Technically Incorrect offers a slightly twisted take on the tech that's taken over our lives.
At some point, often late in the evening after an excess of spritzers, we all become intellectuals.
We pontificate (we think) deeply. We even refer to books (that we haven't read). Our friends are agog (a-gag) at our wisdom.
Perhaps this is what has led Mark Zuckerberg to start a book club.
In a New Year's message to his believers, the Facebook CEO explained: "My challenge for 2015 is to read a new book every other week -- with an emphasis on learning about different cultures, beliefs, histories and technologies." This blinding revelation came to him after an alleged 50,000 people made suggestions as to what should be his New Year's resolution.
In previous years, he had plumped for: learning Mandarin; meeting one new person who doesn't work at Facebook every day; writing a thank you note every day to someone who has made the world a better place; committing himself to a vegetarian life, save for: and, finally, wearing a tie every day (there must have been some days when he wore one only to bed, surely).
Zuckerberg's first book choice is not, oddly enough, "The Collected Works of Aaron Sorkin." Instead, he's plumped for "The End of Power" by Moisés Naím.
This is all about how individuals are gaining power at the expense of institutions such as corporations and governments. Its subtitle is not "Could Have Fooled Me."
Just as with Oprah in her finest literary hours, Naím's book sold out within three hours of Zuckerberg's pronouncement. Naím told Bloomberg: "I had no clue that this was going to happen. It's gratifying and energizing and a great thing for an author."
Let's look further ahead at Zuckerberg's burgeoning commitment to books.
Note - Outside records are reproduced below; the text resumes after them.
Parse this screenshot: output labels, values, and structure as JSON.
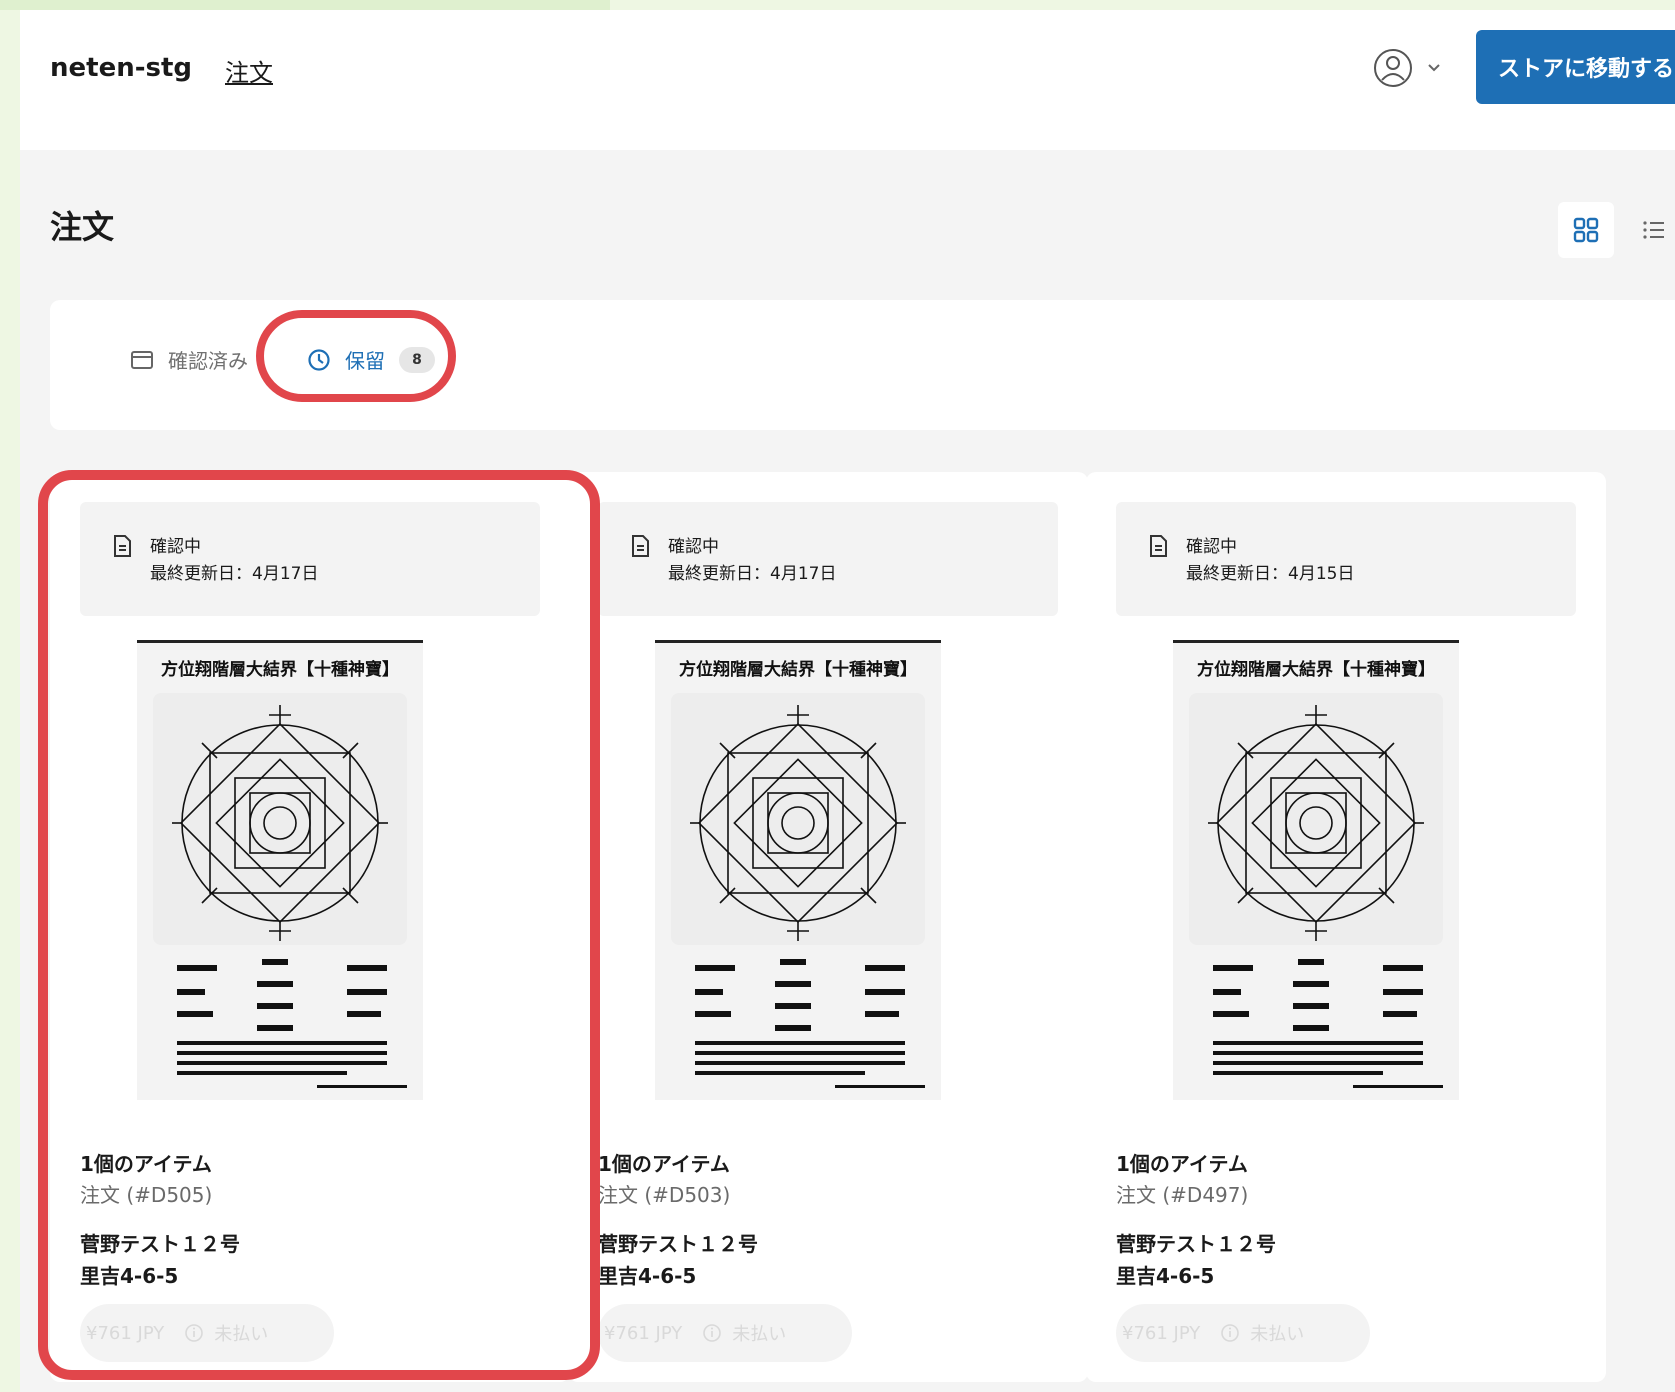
{
  "header": {
    "shop_name": "neten-stg",
    "nav_order": "注文",
    "store_button": "ストアに移動する"
  },
  "page": {
    "title": "注文"
  },
  "tabs": [
    {
      "label": "確認済み",
      "active": false
    },
    {
      "label": "保留",
      "active": true,
      "count": "8"
    }
  ],
  "product": {
    "title": "方位翔階層大結界【十種神寶】"
  },
  "orders": [
    {
      "status": "確認中",
      "updated": "最終更新日：4月17日",
      "items": "1個のアイテム",
      "order_no": "注文 (#D505)",
      "customer_name": "菅野テスト１２号",
      "address": "里吉4-6-5",
      "price": "¥761 JPY",
      "payment": "未払い"
    },
    {
      "status": "確認中",
      "updated": "最終更新日：4月17日",
      "items": "1個のアイテム",
      "order_no": "注文 (#D503)",
      "customer_name": "菅野テスト１２号",
      "address": "里吉4-6-5",
      "price": "¥761 JPY",
      "payment": "未払い"
    },
    {
      "status": "確認中",
      "updated": "最終更新日：4月15日",
      "items": "1個のアイテム",
      "order_no": "注文 (#D497)",
      "customer_name": "菅野テスト１２号",
      "address": "里吉4-6-5",
      "price": "¥761 JPY",
      "payment": "未払い"
    }
  ],
  "colors": {
    "accent": "#1e6fb5",
    "highlight": "#e1464b",
    "background": "#f4f4f4"
  }
}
Will there be a repeat, as happened in Oprah's time, of an author railing against his work being chosen by a nonliterary mortal -- even worse this time around, a techie? Who can forget Jonathan Franzen claiming that his selection for Oprah's Book Club besmirched his place in "the high-art literary tradition"?
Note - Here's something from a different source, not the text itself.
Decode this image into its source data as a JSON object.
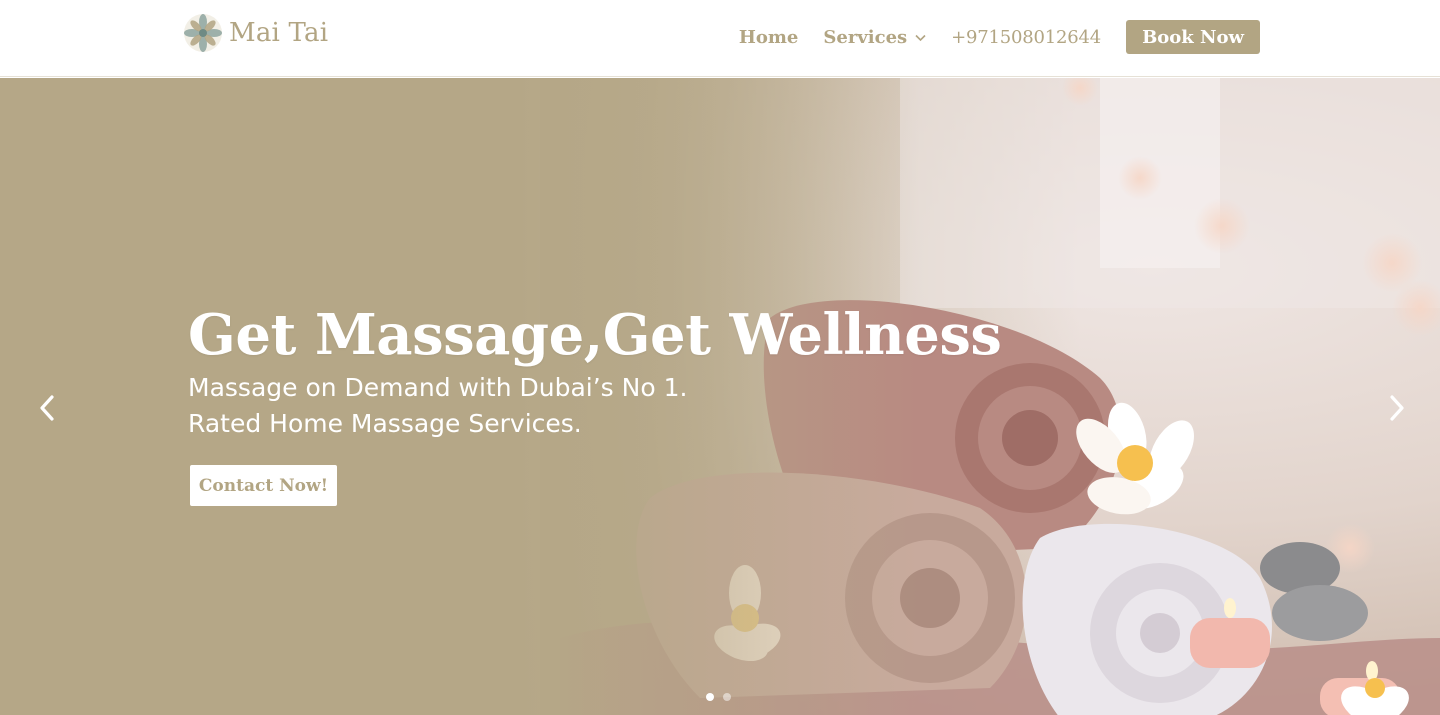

Can one imagine, say, French author Thomas Piketty musing: "I object to my work being chosen, or even read, by a noneconomist American"?
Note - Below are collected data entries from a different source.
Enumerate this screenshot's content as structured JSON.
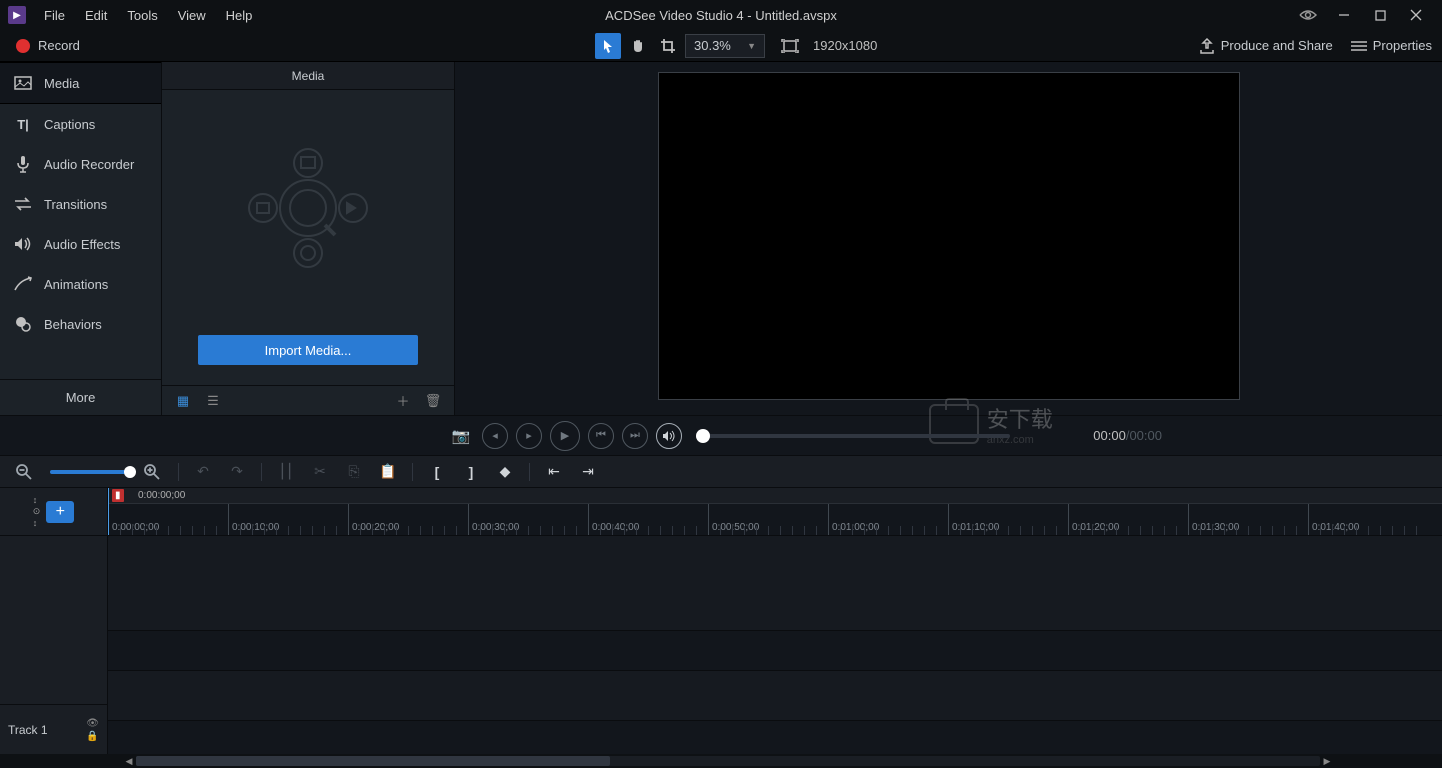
{
  "title": "ACDSee Video Studio 4 - Untitled.avspx",
  "menu": [
    "File",
    "Edit",
    "Tools",
    "View",
    "Help"
  ],
  "toolbar": {
    "record": "Record",
    "zoom": "30.3%",
    "resolution": "1920x1080",
    "produce": "Produce and Share",
    "properties": "Properties"
  },
  "sidebar": {
    "items": [
      "Media",
      "Captions",
      "Audio Recorder",
      "Transitions",
      "Audio Effects",
      "Animations",
      "Behaviors"
    ],
    "more": "More"
  },
  "media": {
    "tab": "Media",
    "import": "Import Media..."
  },
  "playback": {
    "current": "00:00",
    "total": "00:00"
  },
  "timeline": {
    "playhead": "0:00:00;00",
    "ticks": [
      "0:00:00;00",
      "0:00:10;00",
      "0:00:20;00",
      "0:00:30;00",
      "0:00:40;00",
      "0:00:50;00",
      "0:01:00;00",
      "0:01:10;00",
      "0:01:20;00",
      "0:01:30;00",
      "0:01:40;00"
    ],
    "track1": "Track 1"
  },
  "watermark": {
    "brand": "安下载",
    "sub": "anxz.com"
  }
}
I personally have higher hopes for Zuckerberg's enterprise. I fancy that the next step is his own Oprah-style talk show.
It will be called: "What's Not to Like?" He will interview famous people for 15 minutes. Then he will put their performance (and whatever wares they happen to be selling) up to the verdict of Facebook's faithful.
They will be deemed either Likable or Not Likable. The latter designation will, of course, destroy their careers overnight.